Medida Emergencial em Belo Horizonte
A Prefeitura de Belo Horizonte anunciou que, a partir desta sexta-feira (10/4), irá decretar situação de emergência em saúde pública devido ao alarmante aumento de casos de doenças respiratórias na capital mineira. O governo municipal antecipa que o número de diagnósticos deve crescer substancialmente nas próximas semanas, o que pode levar à superlotação nas unidades de saúde. A cidade de Contagem, na Região Metropolitana, já havia decretado emergência semelhante e reforçou leitos na última terça-feira.
O secretário municipal de saúde, Miguel Paulo Duarte Neto, esclarece que essa decisão é uma medida preventiva para facilitar a implementação de novas leis e ações no setor de saúde, além de permitir a contratação de mais profissionais. “A demanda tem aumentado constantemente. Por enquanto, estamos em um nível aceitável. Essa ação visa evitar uma sobrecarga nos serviços de saúde ou, pelo menos, amenizar essa situação”, explica.

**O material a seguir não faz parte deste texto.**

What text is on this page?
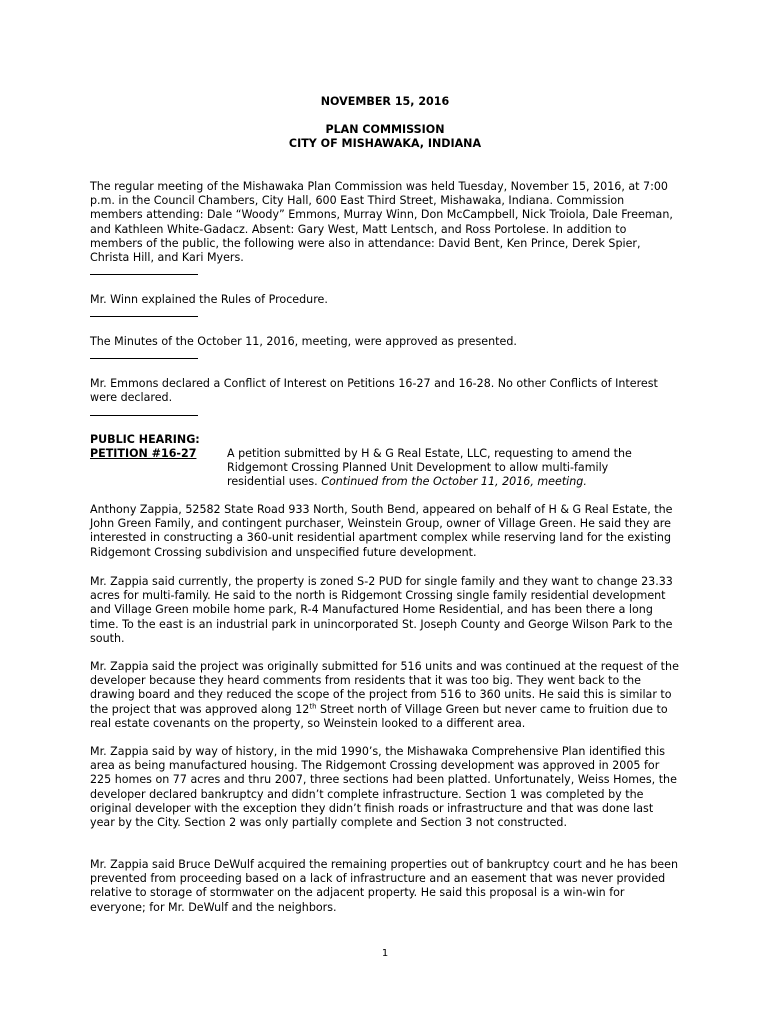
NOVEMBER 15, 2016
PLAN COMMISSION
CITY OF MISHAWAKA, INDIANA

The regular meeting of the Mishawaka Plan Commission was held Tuesday, November 15, 2016, at 7:00 p.m. in the Council Chambers, City Hall, 600 East Third Street, Mishawaka, Indiana. Commission members attending: Dale “Woody” Emmons, Murray Winn, Don McCampbell, Nick Troiola, Dale Freeman, and Kathleen White-Gadacz. Absent: Gary West, Matt Lentsch, and Ross Portolese. In addition to members of the public, the following were also in attendance: David Bent, Ken Prince, Derek Spier, Christa Hill, and Kari Myers.

Mr. Winn explained the Rules of Procedure.

The Minutes of the October 11, 2016, meeting, were approved as presented.

Mr. Emmons declared a Conflict of Interest on Petitions 16-27 and 16-28. No other Conflicts of Interest were declared.

PUBLIC HEARING:
PETITION #16-27	A petition submitted by H & G Real Estate, LLC, requesting to amend the Ridgemont Crossing Planned Unit Development to allow multi-family residential uses. Continued from the October 11, 2016, meeting.

Anthony Zappia, 52582 State Road 933 North, South Bend, appeared on behalf of H & G Real Estate, the John Green Family, and contingent purchaser, Weinstein Group, owner of Village Green. He said they are interested in constructing a 360-unit residential apartment complex while reserving land for the existing Ridgemont Crossing subdivision and unspecified future development.

Mr. Zappia said currently, the property is zoned S-2 PUD for single family and they want to change 23.33 acres for multi-family. He said to the north is Ridgemont Crossing single family residential development and Village Green mobile home park, R-4 Manufactured Home Residential, and has been there a long time. To the east is an industrial park in unincorporated St. Joseph County and George Wilson Park to the south.

Mr. Zappia said the project was originally submitted for 516 units and was continued at the request of the developer because they heard comments from residents that it was too big. They went back to the drawing board and they reduced the scope of the project from 516 to 360 units. He said this is similar to the project that was approved along 12th Street north of Village Green but never came to fruition due to real estate covenants on the property, so Weinstein looked to a different area.

Mr. Zappia said by way of history, in the mid 1990’s, the Mishawaka Comprehensive Plan identified this area as being manufactured housing. The Ridgemont Crossing development was approved in 2005 for 225 homes on 77 acres and thru 2007, three sections had been platted. Unfortunately, Weiss Homes, the developer declared bankruptcy and didn’t complete infrastructure. Section 1 was completed by the original developer with the exception they didn’t finish roads or infrastructure and that was done last year by the City. Section 2 was only partially complete and Section 3 not constructed.

Mr. Zappia said Bruce DeWulf acquired the remaining properties out of bankruptcy court and he has been prevented from proceeding based on a lack of infrastructure and an easement that was never provided relative to storage of stormwater on the adjacent property. He said this proposal is a win-win for everyone; for Mr. DeWulf and the neighbors.

1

Segundo dados da Secretaria Municipal de Saúde, houve um aumento de 87% nas buscas por atendimento relacionado a doenças respiratórias entre fevereiro e março de 2024. Esse número abrange atendimentos nas Unidades de Pronto Atendimento (UPAs) e Centros de Saúde, somando 49.574 atendimentos no último mês. O prefeito Álvaro Damião, do União Brasil, enfatizou a relevância da vacinação em coletiva de imprensa. O imunizante contra a gripe já está disponível para toda a população e, para reforçar a imunização, neste sábado (11/4), será realizado o Dia D de Vacinação. As aplicações ocorrerão das 8h às 17h em 153 centros de saúde, incluindo o Serviço de Atenção à Saúde do Viajante e o Parque Municipal Américo Renné Giannetti, além de postos extras com horários variados.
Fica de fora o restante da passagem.